Há muito, muito, tempo as estrelas andavam tristes. Muito, muito, tristes. Porquê? Porque todas as noites as mães iam para a sala ver as novelas. O pais adormeciam no sofá e as crianças brincavam com computadores e viam filmes na televisão. Ninguém tinha tempo de olhar para o céu.
Sem ninguém que olhasse para elas e lhes dissesse – olá - ou – adeus - as estrelas decidiram desaparecer. Fugiram, mergulharam no mar e transformaram-se em estrelas do mar. A Lua, cheia de saudades das brincadeiras das amigas estrelas, disse que já não queria aparecer e apagou a luz; e também se escondeu.
Foi uma confusão no mundo inteiro. As galinhas que adormeciam a olhar para a primeira estrela no céu, perderam o sono e deixaram de pôr ovos. As corujas pararam de piar. Os coelhos , com medo, não saíram mais das tocas. Os grilos deixaram de fazer "cri-cri" e ficaram em silencio. Os anjos da guarda, que desciam à noitinha para dar bons sonhos às crianças perderam-se no caminho. No escuro, o vento não via nada e não sabia para onde soprar. Os agricultores, coçavam a cabeça, e não sabiam se era ou não a época certa para deitar as sementes. O mar ficou baralhado e ninguém podia ir à praia porque as ondas subiam e desciam sem saber para que lado ir.

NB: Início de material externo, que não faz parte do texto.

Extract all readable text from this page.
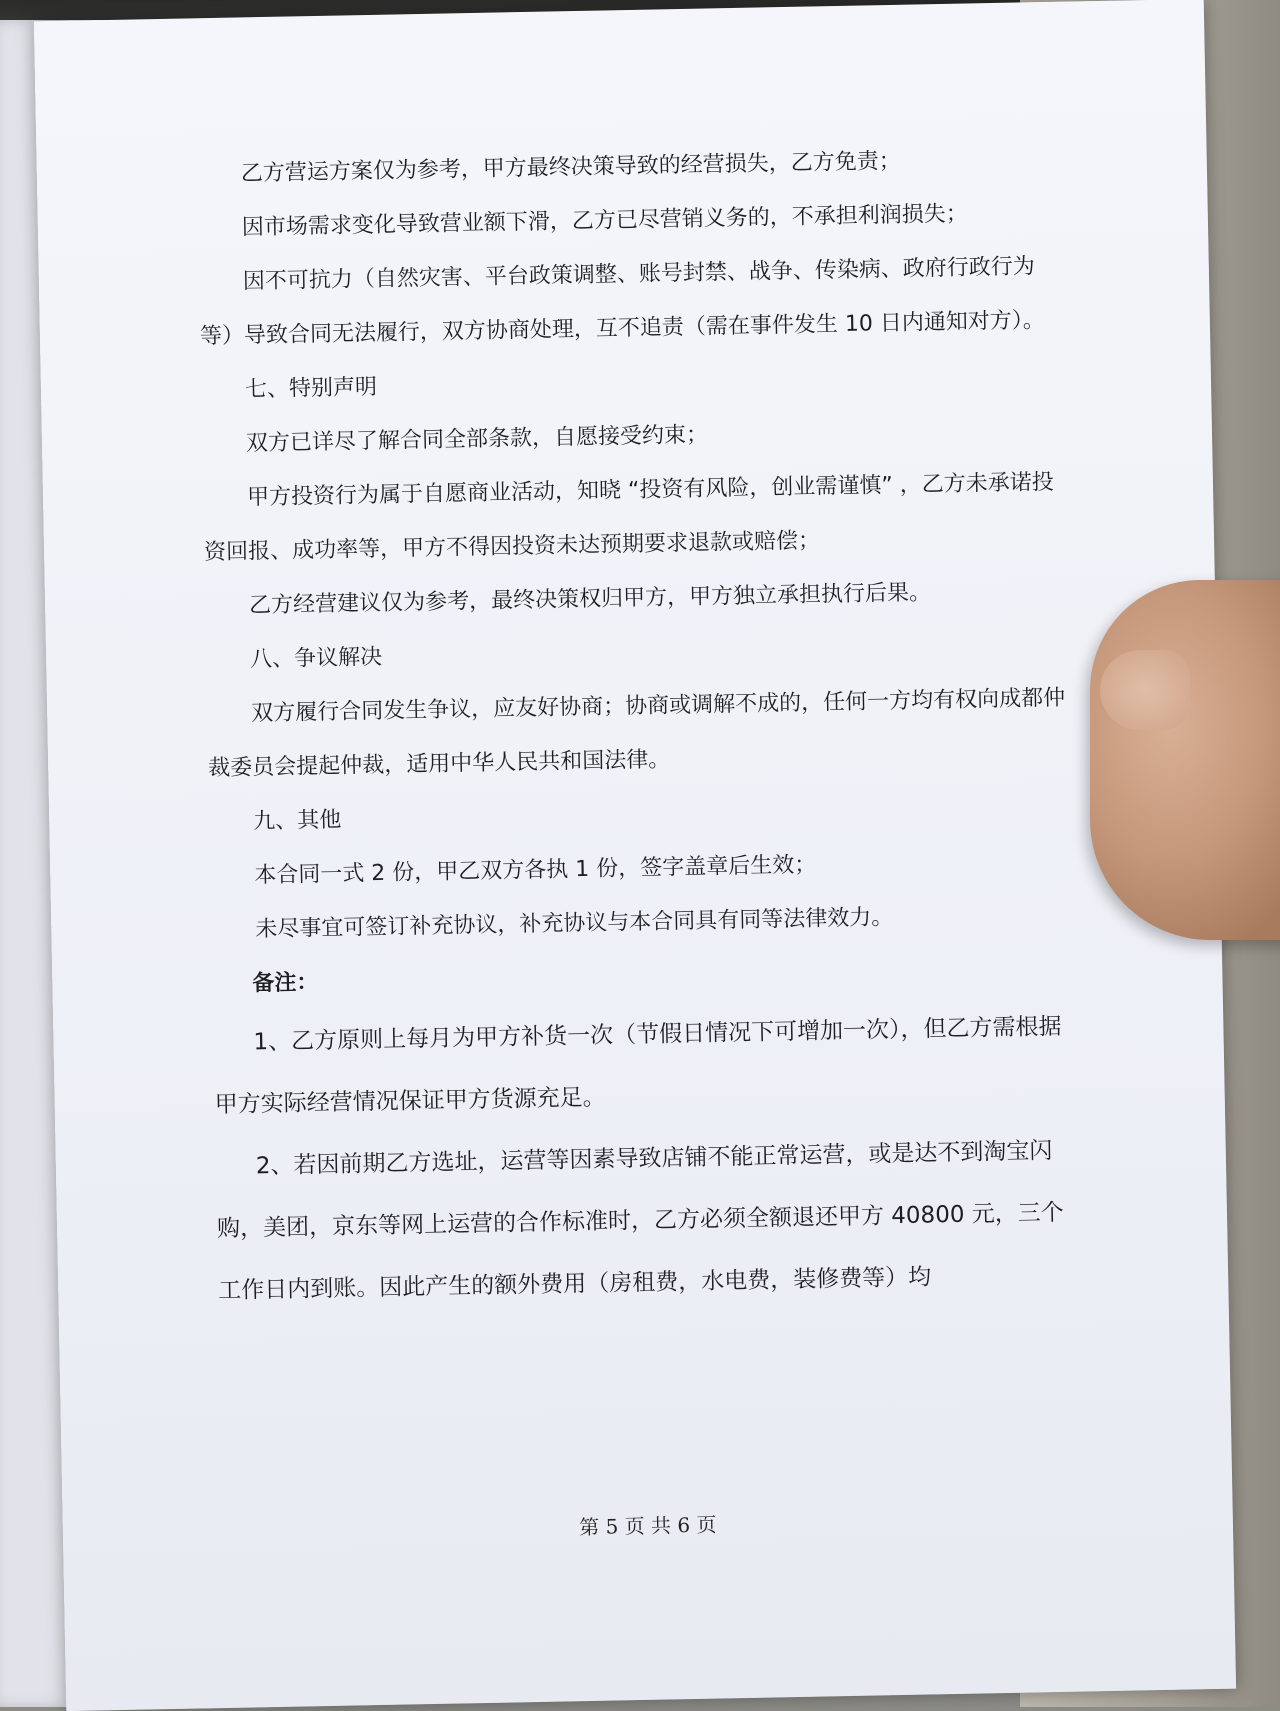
乙方营运方案仅为参考，甲方最终决策导致的经营损失，乙方免责；

因市场需求变化导致营业额下滑，乙方已尽营销义务的，不承担利润损失；

因不可抗力（自然灾害、平台政策调整、账号封禁、战争、传染病、政府行政行为等）导致合同无法履行，双方协商处理，互不追责（需在事件发生 10 日内通知对方）。

七、特别声明

双方已详尽了解合同全部条款，自愿接受约束；

甲方投资行为属于自愿商业活动，知晓 “投资有风险，创业需谨慎” ，乙方未承诺投资回报、成功率等，甲方不得因投资未达预期要求退款或赔偿；

乙方经营建议仅为参考，最终决策权归甲方，甲方独立承担执行后果。

八、争议解决

双方履行合同发生争议，应友好协商；协商或调解不成的，任何一方均有权向成都仲裁委员会提起仲裁，适用中华人民共和国法律。

九、其他

本合同一式 2 份，甲乙双方各执 1 份，签字盖章后生效；

未尽事宜可签订补充协议，补充协议与本合同具有同等法律效力。

备注：

1、乙方原则上每月为甲方补货一次（节假日情况下可增加一次），但乙方需根据甲方实际经营情况保证甲方货源充足。

2、若因前期乙方选址，运营等因素导致店铺不能正常运营，或是达不到淘宝闪购，美团，京东等网上运营的合作标准时，乙方必须全额退还甲方 40800 元，三个工作日内到账。因此产生的额外费用（房租费，水电费，装修费等）均

第 5 页 共 6 页
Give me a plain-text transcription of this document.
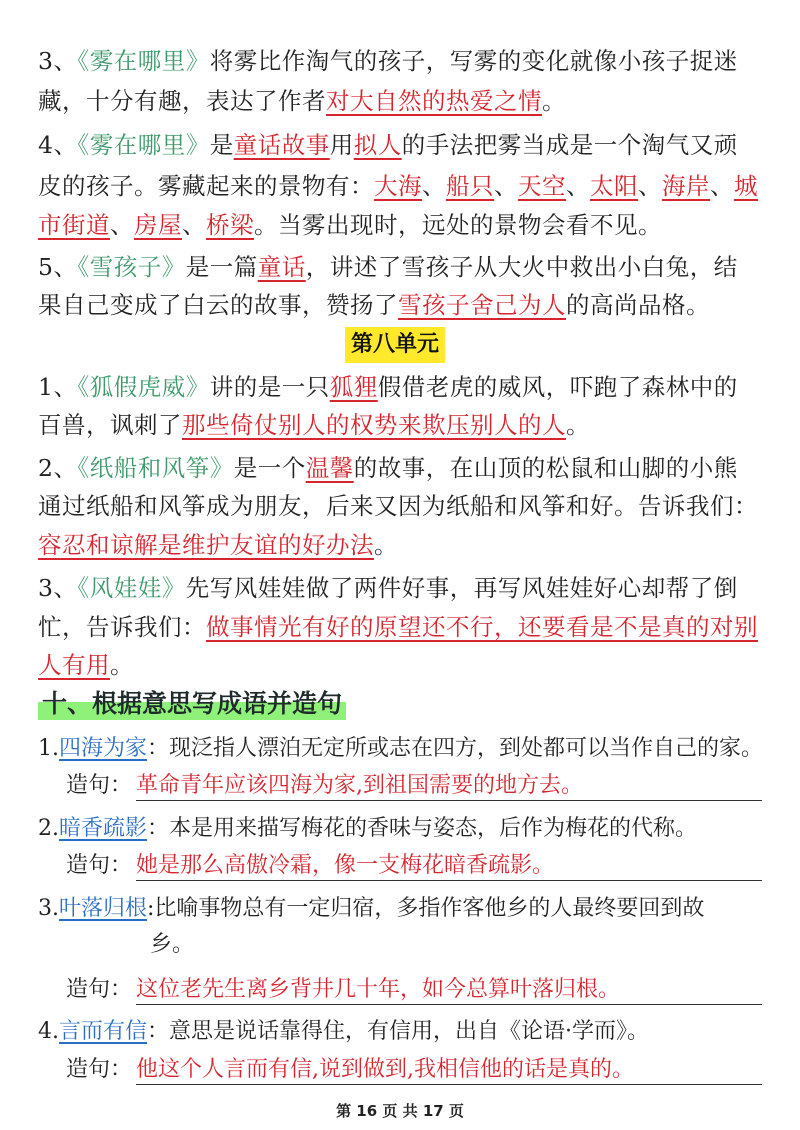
3、《雾在哪里》将雾比作淘气的孩子，写雾的变化就像小孩子捉迷
藏，十分有趣，表达了作者对大自然的热爱之情。
4、《雾在哪里》是童话故事用拟人的手法把雾当成是一个淘气又顽
皮的孩子。雾藏起来的景物有：大海、船只、天空、太阳、海岸、城
市街道、房屋、桥梁。当雾出现时，远处的景物会看不见。
5、《雪孩子》是一篇童话，讲述了雪孩子从大火中救出小白兔，结
果自己变成了白云的故事，赞扬了雪孩子舍己为人的高尚品格。
第八单元
1、《狐假虎威》讲的是一只狐狸假借老虎的威风，吓跑了森林中的
百兽，讽刺了那些倚仗别人的权势来欺压别人的人。
2、《纸船和风筝》是一个温馨的故事，在山顶的松鼠和山脚的小熊
通过纸船和风筝成为朋友，后来又因为纸船和风筝和好。告诉我们：
容忍和谅解是维护友谊的好办法。
3、《风娃娃》先写风娃娃做了两件好事，再写风娃娃好心却帮了倒
忙，告诉我们：做事情光有好的原望还不行，还要看是不是真的对别
人有用。
十、根据意思写成语并造句
1.四海为家：现泛指人漂泊无定所或志在四方，到处都可以当作自己的家。
造句： 革命青年应该四海为家,到祖国需要的地方去。
2.暗香疏影：本是用来描写梅花的香味与姿态，后作为梅花的代称。
造句： 她是那么高傲冷霜，像一支梅花暗香疏影。
3.叶落归根:比喻事物总有一定归宿，多指作客他乡的人最终要回到故
乡。
造句： 这位老先生离乡背井几十年，如今总算叶落归根。
4.言而有信：意思是说话靠得住，有信用，出自《论语·学而》。
造句： 他这个人言而有信,说到做到,我相信他的话是真的。
第 16 页 共 17 页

Então, um homem muito sábio descobriu que tudo o que estava a acontecer tinha a ver com o estrelas. Desde que as estrelas tinham desaparecido era tudo uma grande confusão. O rei decidiu chamar os melhores astrónomos, mas eles não sabiam o que fazer. Chamaram fadas, feiticeiras e mágicos; para tentar resolver o problema, mas eles fizeram a sua magia e… nada! nem uma estrela aparecia no céu. A coisa estava realmente grave.
Até que, uma noite, um menino saiu de casa e começou a olhar para o céu sem estrelas e teve uma ideia. Pegou num papel dourado, num cartão, num fio e cola e fez : um papagaio estrela. Um papagaio com a forma de uma estrela; e que brilhava como uma estrela .
O menino foi a casa dos amigos e pediu todo o fio que eles pudessem arranjar. Os meninos foram todos a correr buscar os cordéis dos seus balões, as linhas dos botões das suas roupas, as fitas dos papéis de embrulho dos seus presentes de Natal. Juntaram tudo e fizeram um fio enorme, comprido, como nunca ninguém tinha visto.
Depois, foram todos para o cimo do monte, montaram nas suas bicicletas e agarrando o papagaio-estrela começaram a descer o monte a toda a velocidade e…lançaram o papagaio estrela.
O papagaio começou a subir, empurrado pelo vento baralhado, e como o fio era enorme o papagaio estrela subiu, subiu, tão alto até ficar à altura de uma estrela. As pessoas vieram à janela e todos apontavam para o papagaio-estrela e gritavam: ali, no céu, viva! já temos uma estrela! As pessoas saíram todas de casa e foram para os jardins olhar para a estrela.
- Que linda estrela - diziam.
Já não me lembrava como as estrelas eram bonitas, dizia uma mamã para a filha.
Um pai, todo contente, com o filho às cavalitas, contou que, quando era pequeno, tinha uma bolha num dedo e que se tinha curado ao apontar o dedo a uma estrela.
Aos poucos as pessoas foram saindo de casa e cada uma tinha a sua história para contar sobre a Lua e sobre as estrelas. As estrelas que estavam no fundo do mar viram a luz no céu e ouviram as pessoas a rir e vieram espreitar . Subiram ao céu todas ao mesmo tempo e a a noite de repente parecia uma árvore de Natal toda iluminada. As pessoas batiam palmas e diziam – uauaau! – todos muito felizes e a lua acendeu a luz para ver o que se passava.
Tudo voltava ao que era dantes. As estrelas estavam felizes no céu ao ver que as pessoas aplaudiam e diziam – Viva as estrelas. Viva a lua -, e prometeram nunca mais desaparecer.
Os meninos decidiram cortar o fio ao papagaio e ele voou para junto das outras estrelas e foi brincar com elas.
Agora, já sabem: uma destes noites peçam aos vossos pais para desligar a televisão e ir olhar para as estrelas. Se procurarem com atenção vão ver o papagaio-estrela, no céu, a piscar para todos os meninos. Mostrem-na aos vossos pais e depois contem-lhes esta história. E não se esqueçam, se tiverem um bolha no dedo, apontem para uma estrela.